Les exemples britanniques et portugais

Le Royaume-Uni, de son coté, a conservé le passage obligatoire devant un juge : mais les ayants droits ayant obtenus la fermeture d’un site peuvent, par la suite, demander une « actualisation » de la condamnation pour l’appliquer à d’autres sites, nouveaux mais similaires au premier site incriminé – cas type des sites miroirs ou clones.

En clair, si la loi française était similaire à la loi britannique, la HADOPI aurait pu bloquer tous les clones de Zone-téléchargement sans passer devant le juge, simplement en constatant l’infraction.

Une volonté publique forte de faire évoluer HADOPI

Pour autant, le gouvernement semble déterminé à faire évoluer rapidement les choses. Dans le livret sur les budgets des Autorité Publiques Indépendantes (API) pour 2018-2020, il est précisé que la HADOPI va devenir « un tiers de confiance dans la caractérisation des sites massivement contrefaisants, en coopérant avec les ayants droit, en vue de renforcer l’efficacité et la pérennité des mesures judiciaires de blocage ou de déréférencement de ces sites » – une déclaration d’intention pleine de promesses.

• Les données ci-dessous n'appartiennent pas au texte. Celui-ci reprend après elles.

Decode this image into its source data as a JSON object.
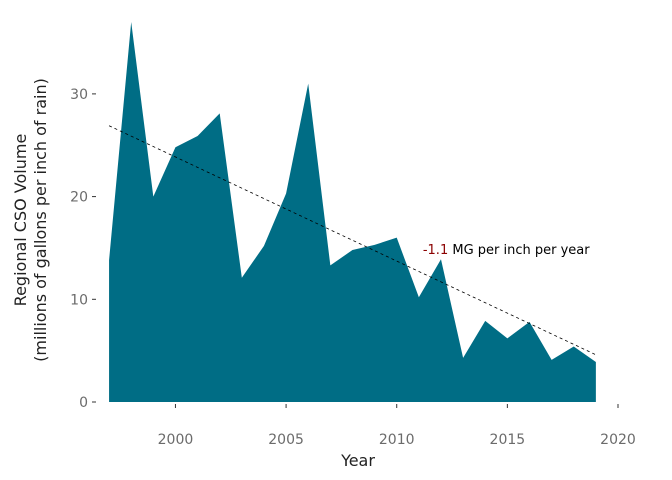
{
  "chart_data": {
    "type": "area",
    "title": "",
    "xlabel": "Year",
    "ylabel_line1": "Regional CSO Volume",
    "ylabel_line2": "(millions of gallons per inch of rain)",
    "xlim": [
      1996.5,
      2020
    ],
    "ylim": [
      0,
      37
    ],
    "x_ticks": [
      2000,
      2005,
      2010,
      2015,
      2020
    ],
    "y_ticks": [
      0,
      10,
      20,
      30
    ],
    "grid": false,
    "series": [
      {
        "x": [
          1997,
          1998,
          1999,
          2000,
          2001,
          2002,
          2003,
          2004,
          2005,
          2006,
          2007,
          2008,
          2009,
          2010,
          2011,
          2012,
          2013,
          2014,
          2015,
          2016,
          2017,
          2018,
          2019
        ],
        "values": [
          13.8,
          37.0,
          20.0,
          24.8,
          25.9,
          28.1,
          12.1,
          15.2,
          20.3,
          31.0,
          13.3,
          14.8,
          15.3,
          16.0,
          10.2,
          13.9,
          4.3,
          7.9,
          6.2,
          7.8,
          4.1,
          5.4,
          3.9
        ],
        "color": "#006d85"
      }
    ],
    "trendline": {
      "x": [
        1997,
        2019
      ],
      "y": [
        26.9,
        4.6
      ],
      "color": "#000000",
      "style": "dashed"
    },
    "annotation": {
      "prefix": "-1.1",
      "suffix": " MG per inch per year",
      "x": 2011,
      "y": 14.8,
      "prefix_color": "#8b0000",
      "suffix_color": "#000000"
    }
  }
}
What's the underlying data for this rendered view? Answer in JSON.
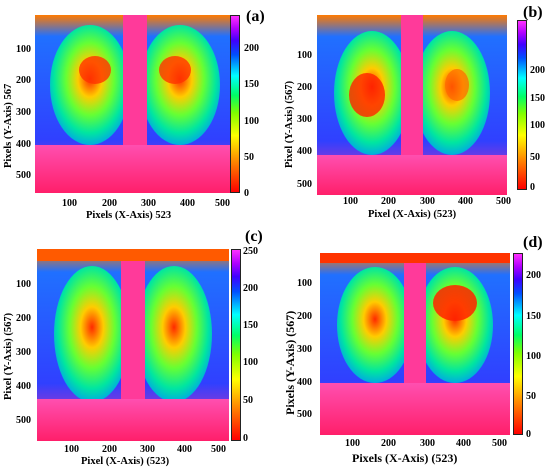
{
  "panels": [
    {
      "tag": "(a)",
      "xlabel": "Pixels (X-Axis) 523",
      "ylabel": "Pixels (Y-Axis) 567",
      "xticks": [
        "100",
        "200",
        "300",
        "400",
        "500"
      ],
      "yticks": [
        "100",
        "200",
        "300",
        "400",
        "500"
      ],
      "cbar_ticks": [
        "200",
        "150",
        "100",
        "50",
        "0"
      ]
    },
    {
      "tag": "(b)",
      "xlabel": "Pixel (X-Axis) (523)",
      "ylabel": "Pixel (Y-Axis) (567)",
      "xticks": [
        "100",
        "200",
        "300",
        "400",
        "500"
      ],
      "yticks": [
        "100",
        "200",
        "300",
        "400",
        "500"
      ],
      "cbar_ticks": [
        "200",
        "150",
        "100",
        "50",
        "0"
      ]
    },
    {
      "tag": "(c)",
      "xlabel": "Pixel (X-Axis) (523)",
      "ylabel": "Pixel (Y-Axis) (567)",
      "xticks": [
        "100",
        "200",
        "300",
        "400",
        "500"
      ],
      "yticks": [
        "100",
        "200",
        "300",
        "400",
        "500"
      ],
      "cbar_ticks": [
        "250",
        "200",
        "150",
        "100",
        "50",
        "0"
      ]
    },
    {
      "tag": "(d)",
      "xlabel": "Pixels (X-Axis) (523)",
      "ylabel": "Pixels (Y-Axis) (567)",
      "xticks": [
        "100",
        "200",
        "300",
        "400",
        "500"
      ],
      "yticks": [
        "100",
        "200",
        "300",
        "400",
        "500"
      ],
      "cbar_ticks": [
        "200",
        "150",
        "100",
        "50",
        "0"
      ]
    }
  ]
}
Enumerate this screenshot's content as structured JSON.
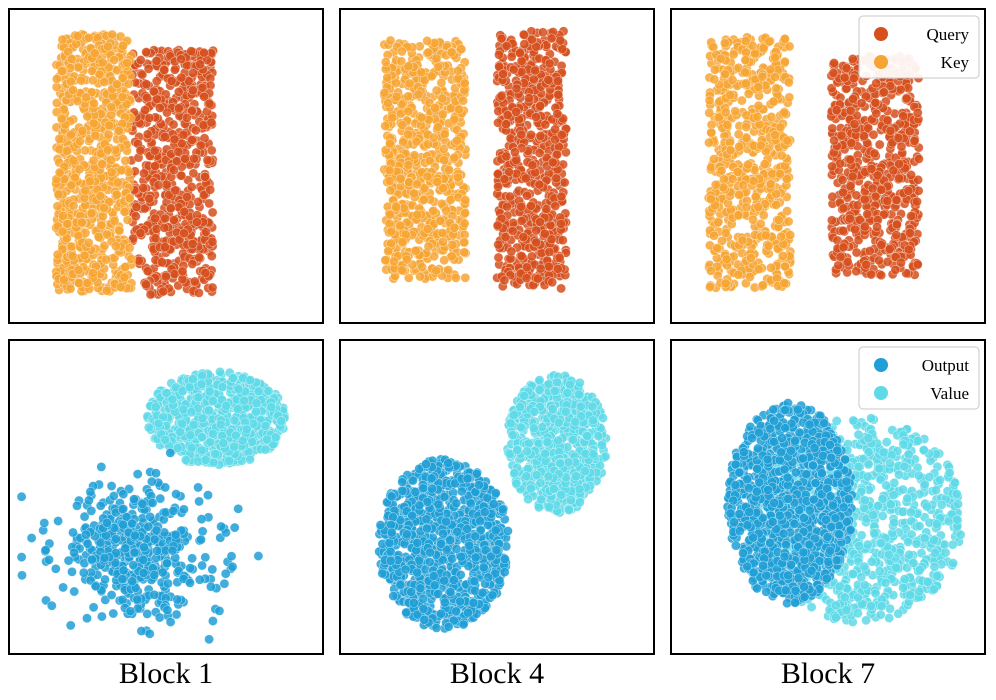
{
  "figure": {
    "columns": [
      "Block 1",
      "Block 4",
      "Block 7"
    ]
  },
  "chart_data": [
    {
      "type": "scatter",
      "row": "attention",
      "panel": "Block 1",
      "title": "",
      "xlabel": "",
      "ylabel": "",
      "grid": false,
      "axes_ticks": false,
      "legend": null,
      "series": [
        {
          "name": "Query",
          "color": "#D64F1C",
          "n_points": 650,
          "cluster": {
            "shape": "rect",
            "center": [
              0.52,
              0.52
            ],
            "spread": [
              0.13,
              0.39
            ]
          }
        },
        {
          "name": "Key",
          "color": "#F7A532",
          "n_points": 780,
          "cluster": {
            "shape": "rect",
            "center": [
              0.27,
              0.49
            ],
            "spread": [
              0.12,
              0.41
            ]
          }
        }
      ]
    },
    {
      "type": "scatter",
      "row": "attention",
      "panel": "Block 4",
      "title": "",
      "xlabel": "",
      "ylabel": "",
      "grid": false,
      "axes_ticks": false,
      "legend": null,
      "series": [
        {
          "name": "Query",
          "color": "#D64F1C",
          "n_points": 650,
          "cluster": {
            "shape": "rect",
            "center": [
              0.61,
              0.48
            ],
            "spread": [
              0.11,
              0.41
            ]
          }
        },
        {
          "name": "Key",
          "color": "#F7A532",
          "n_points": 700,
          "cluster": {
            "shape": "rect",
            "center": [
              0.27,
              0.48
            ],
            "spread": [
              0.13,
              0.38
            ]
          }
        }
      ]
    },
    {
      "type": "scatter",
      "row": "attention",
      "panel": "Block 7",
      "title": "",
      "xlabel": "",
      "ylabel": "",
      "grid": false,
      "axes_ticks": false,
      "legend": {
        "position": "top-right",
        "entries": [
          "Query",
          "Key"
        ]
      },
      "series": [
        {
          "name": "Query",
          "color": "#D64F1C",
          "n_points": 650,
          "cluster": {
            "shape": "rect",
            "center": [
              0.65,
              0.5
            ],
            "spread": [
              0.14,
              0.35
            ]
          }
        },
        {
          "name": "Key",
          "color": "#F7A532",
          "n_points": 650,
          "cluster": {
            "shape": "rect",
            "center": [
              0.25,
              0.49
            ],
            "spread": [
              0.13,
              0.4
            ]
          }
        }
      ]
    },
    {
      "type": "scatter",
      "row": "value",
      "panel": "Block 1",
      "title": "",
      "xlabel": "",
      "ylabel": "",
      "grid": false,
      "axes_ticks": false,
      "legend": null,
      "series": [
        {
          "name": "Value",
          "color": "#5ED9E8",
          "n_points": 700,
          "cluster": {
            "shape": "ellipse",
            "center": [
              0.66,
              0.25
            ],
            "spread": [
              0.22,
              0.15
            ]
          }
        },
        {
          "name": "Output",
          "color": "#1F9FD6",
          "n_points": 480,
          "cluster": {
            "shape": "gauss",
            "center": [
              0.4,
              0.67
            ],
            "spread": [
              0.13,
              0.1
            ]
          }
        }
      ]
    },
    {
      "type": "scatter",
      "row": "value",
      "panel": "Block 4",
      "title": "",
      "xlabel": "",
      "ylabel": "",
      "grid": false,
      "axes_ticks": false,
      "legend": null,
      "series": [
        {
          "name": "Value",
          "color": "#5ED9E8",
          "n_points": 650,
          "cluster": {
            "shape": "ellipse",
            "center": [
              0.69,
              0.33
            ],
            "spread": [
              0.16,
              0.22
            ]
          }
        },
        {
          "name": "Output",
          "color": "#1F9FD6",
          "n_points": 950,
          "cluster": {
            "shape": "ellipse",
            "center": [
              0.33,
              0.65
            ],
            "spread": [
              0.21,
              0.27
            ]
          }
        }
      ]
    },
    {
      "type": "scatter",
      "row": "value",
      "panel": "Block 7",
      "title": "",
      "xlabel": "",
      "ylabel": "",
      "grid": false,
      "axes_ticks": false,
      "legend": {
        "position": "top-right",
        "entries": [
          "Output",
          "Value"
        ]
      },
      "series": [
        {
          "name": "Value",
          "color": "#5ED9E8",
          "n_points": 900,
          "cluster": {
            "shape": "ellipse",
            "center": [
              0.6,
              0.57
            ],
            "spread": [
              0.33,
              0.33
            ]
          }
        },
        {
          "name": "Output",
          "color": "#1F9FD6",
          "n_points": 1050,
          "cluster": {
            "shape": "ellipse",
            "center": [
              0.38,
              0.52
            ],
            "spread": [
              0.2,
              0.32
            ]
          }
        }
      ]
    }
  ]
}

Signe que la volonté publique est réelle, Mounir Mahjoubi, le secrétaire d’Etat chargé du Numérique, a pointé les manques de la législation et la nécessité de l’améliorer rapidement – conscient que streaming et téléchargement illégaux, en plus de léser des ayants-droits, servaient également à financer des mafias, tout en exposant les plus jeunes utilisateurs à des images pornographiques.

« Nous avons dans le piratage la création de véritables opérateurs et organisations mafieuses internationales qui mélangent à la fois les abus de droit d’auteurs, de pornographie et d’autres tactiques visant à se financer » a ainsi déclaré le secrétaire d’Etat. Prochains objectifs : améliorer la pédagogie sur les dangers du piratage et faire muter HADOPI vers une version 2.0, plus efficace et plus rapide.